D&B Composite CFO Optimism Index 

D&B CFO Composite Optimism Index is the result consolidated on the basis of a survey conducted among Chief Financial Officers (CFO) by Dun & Bradstreet. The D&B CFO Composite Optimism Index represents the expectations and feedbacks of CFOs in India regarding the financial state of their own company and overall macroeconomic conditions. The survey is conducted on a quarterly basis. The D&B CFO Composite Optimism Index is a useful tool for banks, financial institutions, financial managers and economists to understand the overall expectation of the economic performance which can be employed in day-to-day decision making.

Dun & Bradstreet Corporation

The Dun& Bradstreet Corporation has its headquarters in Short Hills, New Jersey, USA. The company which is normally termed D&B has presence across the globe.

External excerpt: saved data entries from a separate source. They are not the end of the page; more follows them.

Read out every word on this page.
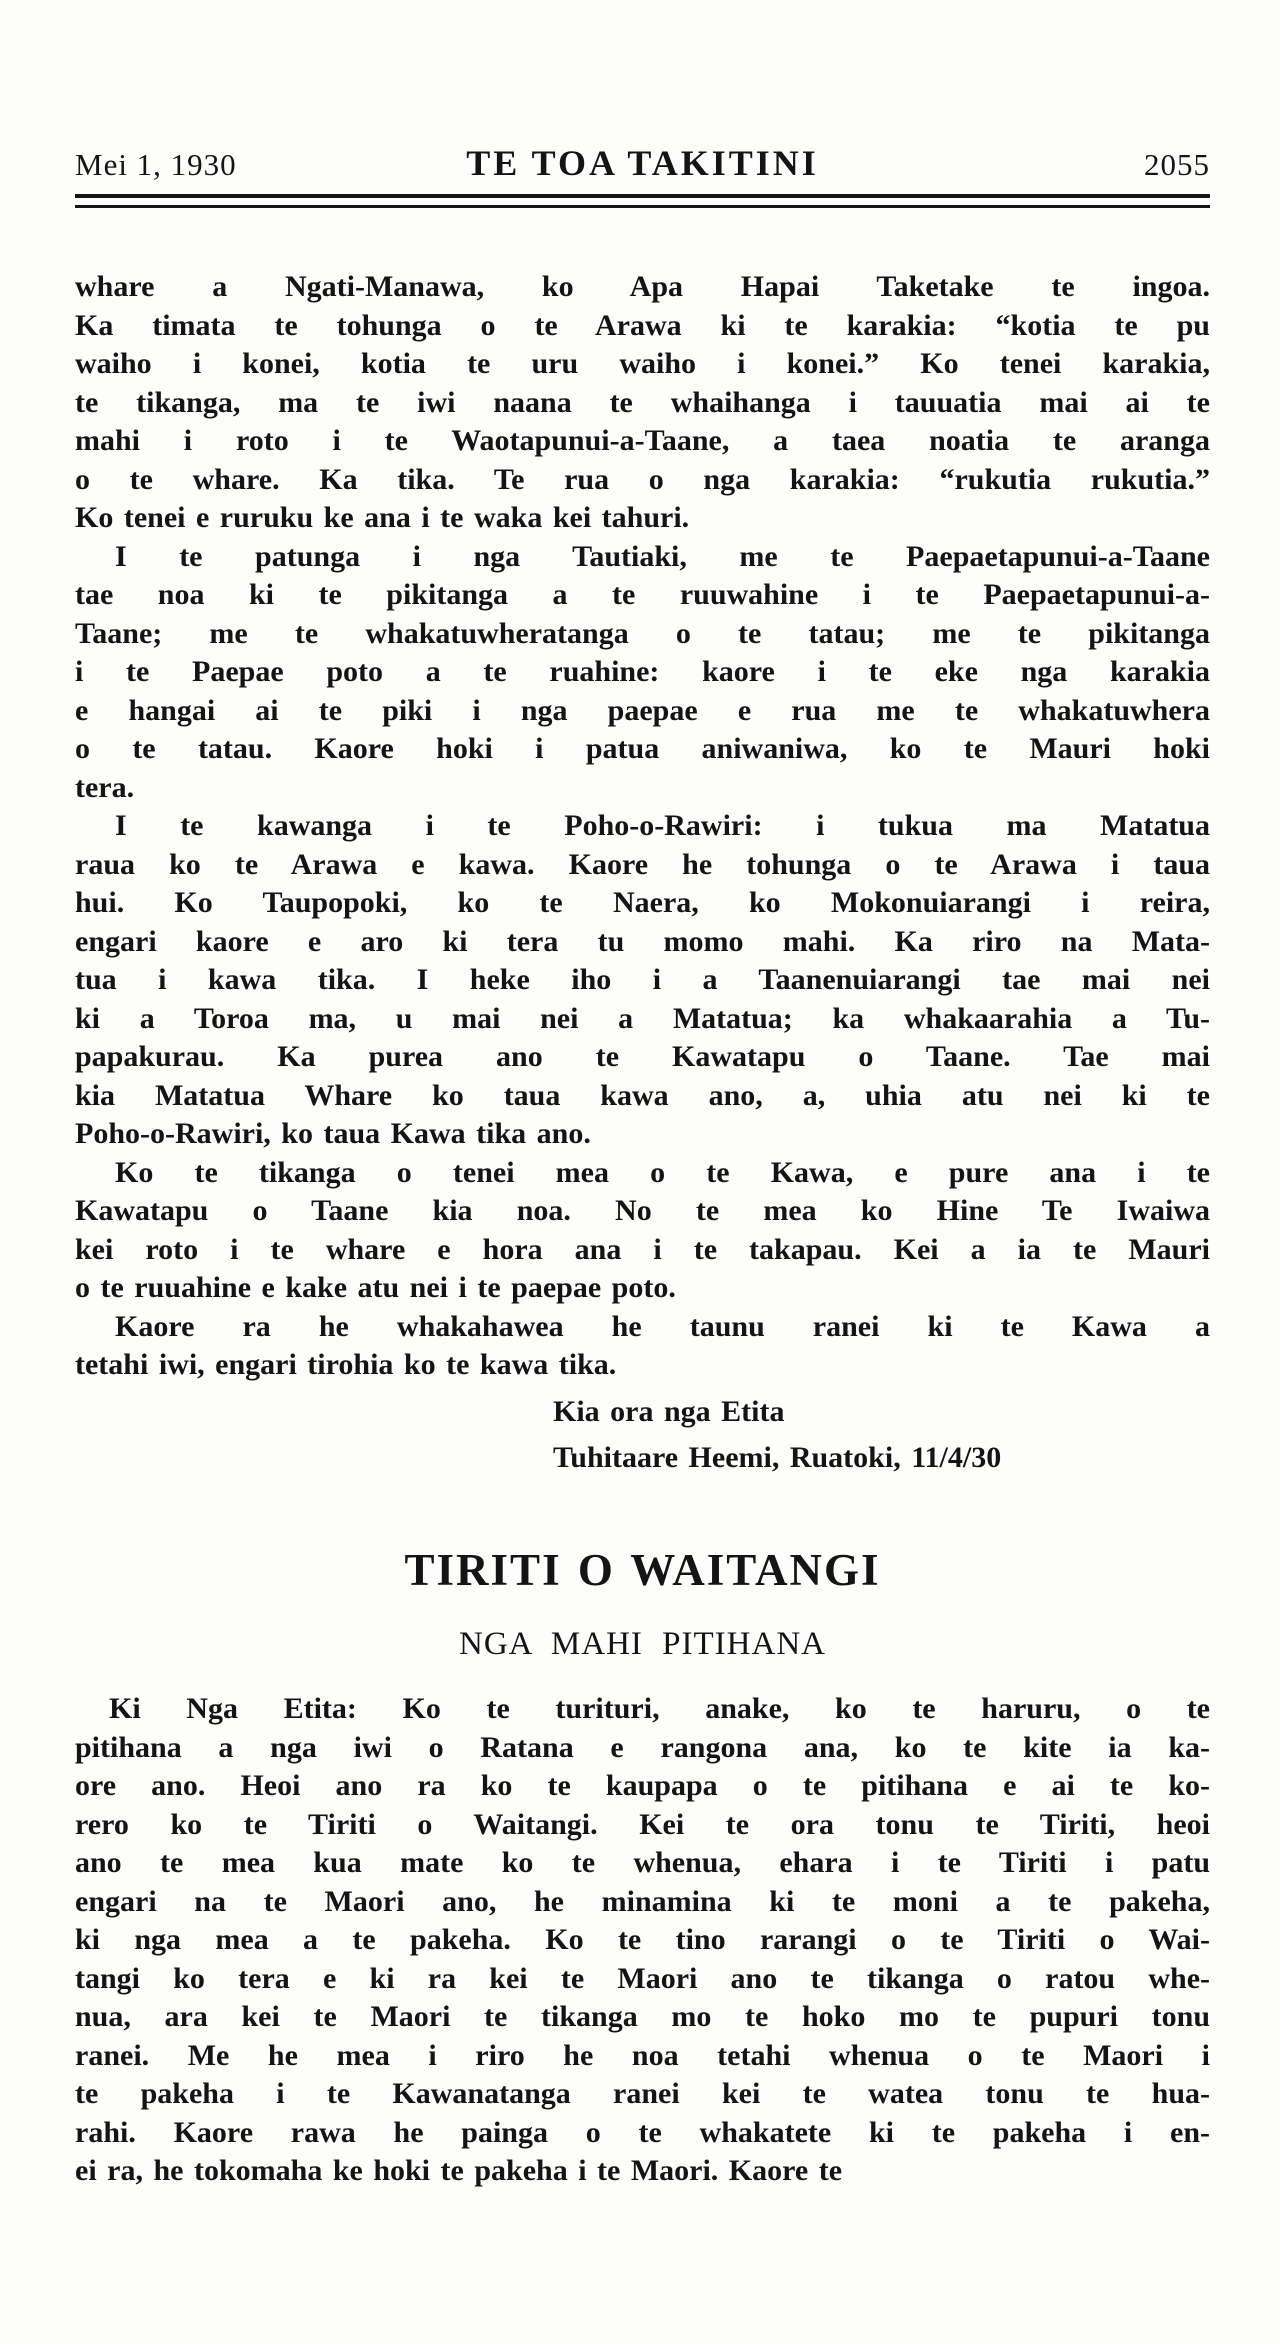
Mei 1, 1930	TE TOA TAKITINI	2055
whare a Ngati-Manawa, ko Apa Hapai Taketake te ingoa.
Ka timata te tohunga o te Arawa ki te karakia: “kotia te pu
waiho i konei, kotia te uru waiho i konei.” Ko tenei karakia,
te tikanga, ma te iwi naana te whaihanga i tauuatia mai ai te
mahi i roto i te Waotapunui-a-Taane, a taea noatia te aranga
o te whare. Ka tika. Te rua o nga karakia: “rukutia rukutia.”
Ko tenei e ruruku ke ana i te waka kei tahuri.
I te patunga i nga Tautiaki, me te Paepaetapunui-a-Taane
tae noa ki te pikitanga a te ruuwahine i te Paepaetapunui-a-
Taane; me te whakatuwheratanga o te tatau; me te pikitanga
i te Paepae poto a te ruahine: kaore i te eke nga karakia
e hangai ai te piki i nga paepae e rua me te whakatuwhera
o te tatau. Kaore hoki i patua aniwaniwa, ko te Mauri hoki
tera.
I te kawanga i te Poho-o-Rawiri: i tukua ma Matatua
raua ko te Arawa e kawa. Kaore he tohunga o te Arawa i taua
hui. Ko Taupopoki, ko te Naera, ko Mokonuiarangi i reira,
engari kaore e aro ki tera tu momo mahi. Ka riro na Mata-
tua i kawa tika. I heke iho i a Taanenuiarangi tae mai nei
ki a Toroa ma, u mai nei a Matatua; ka whakaarahia a Tu-
papakurau. Ka purea ano te Kawatapu o Taane. Tae mai
kia Matatua Whare ko taua kawa ano, a, uhia atu nei ki te
Poho-o-Rawiri, ko taua Kawa tika ano.
Ko te tikanga o tenei mea o te Kawa, e pure ana i te
Kawatapu o Taane kia noa. No te mea ko Hine Te Iwaiwa
kei roto i te whare e hora ana i te takapau. Kei a ia te Mauri
o te ruuahine e kake atu nei i te paepae poto.
Kaore ra he whakahawea he taunu ranei ki te Kawa a
tetahi iwi, engari tirohia ko te kawa tika.
Kia ora nga Etita
Tuhitaare Heemi, Ruatoki, 11/4/30
TIRITI O WAITANGI
NGA MAHI PITIHANA
Ki Nga Etita: Ko te turituri, anake, ko te haruru, o te
pitihana a nga iwi o Ratana e rangona ana, ko te kite ia ka-
ore ano. Heoi ano ra ko te kaupapa o te pitihana e ai te ko-
rero ko te Tiriti o Waitangi. Kei te ora tonu te Tiriti, heoi
ano te mea kua mate ko te whenua, ehara i te Tiriti i patu
engari na te Maori ano, he minamina ki te moni a te pakeha,
ki nga mea a te pakeha. Ko te tino rarangi o te Tiriti o Wai-
tangi ko tera e ki ra kei te Maori ano te tikanga o ratou whe-
nua, ara kei te Maori te tikanga mo te hoko mo te pupuri tonu
ranei. Me he mea i riro he noa tetahi whenua o te Maori i
te pakeha i te Kawanatanga ranei kei te watea tonu te hua-
rahi. Kaore rawa he painga o te whakatete ki te pakeha i en-
ei ra, he tokomaha ke hoki te pakeha i te Maori. Kaore te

D&B provides commercial data, analytics, and insights for businesses along with a wide range of products and services for finance, marketing and research professionals. 

CFO Optimism Index, D&B Composite survey, CFO, Chief Financial Officer, economic performance, macroeconomic condition, macroeconomic level optimism index, Dun & Bradstreet, company level optimism index, indices, index, expectation, parameters

What is the methodology used for D&B CFO Composite Optimism Index survey?

The sample size of companies for the survey is picked randomly by Dun & Bradstreet from their commercial credit information file. Thus the companies represent a random mix of players in the fields of basic goods, capital goods, intermediate goods, consumer durables, consumer non-durables and the services sector. In effect, the mix of companies is a representation of the microcosmic of Indian business community.   

The CFOs of the companies are then asked to respond to a set of questions on the financial performance of their companies. They are also required to reveal their expectations on the overall macroeconomic scenario for the corporate sector in the forthcoming period. The CFOs provide their outlook as to whether the specified parameters affecting their respective companies and the overall macroeconomic scenario will register an increase, decrease or maintain same level in the ensuing quarter as compared to the same quarter in the previous year.

Based on the feedback from the respondent CFOs, two broad indices are created. These indices represent optimism at the company level and optimism at the macroeconomic level. The company level optimism index consists of 8 parameters and the macroeconomic level optimism index consists of 4 parameters. 

What is D & B Composite CFO Optimism Index?

The feedbacks from the CFOs are collated to create the two broad indices, company level optimism index and macroeconomic level optimism index. Dun & Bradstreet introduced a Composite CFO Optimism Index for the purpose of capturing the aggregate behavior of the two indices. The D&B Composite CFO Optimism Index was introduced in Q3 2013.

How is the level of D&B Composite CFO Optimism Index arrived?

Each of the 12 parameters assessed to arrive at company level optimism index (8 parameters) and macroeconomic level optimism index (4 parameters) carries a weight assigned to the parameter. The positive feedbacks for each of these parameters for the period under review are expressed as a proportion of positive responses in the base period (Q2 2012). The parameter weight assigned to each parameter is then applied to these ratios and the results are aggregated to find out the D&B Composite CFO Optimism Index.  

For the purpose of the D&B survey, Q1 represents the period January to March, Q2 represents April to June, Q3 represents to July to September and Q4 represents the period between October and December each year.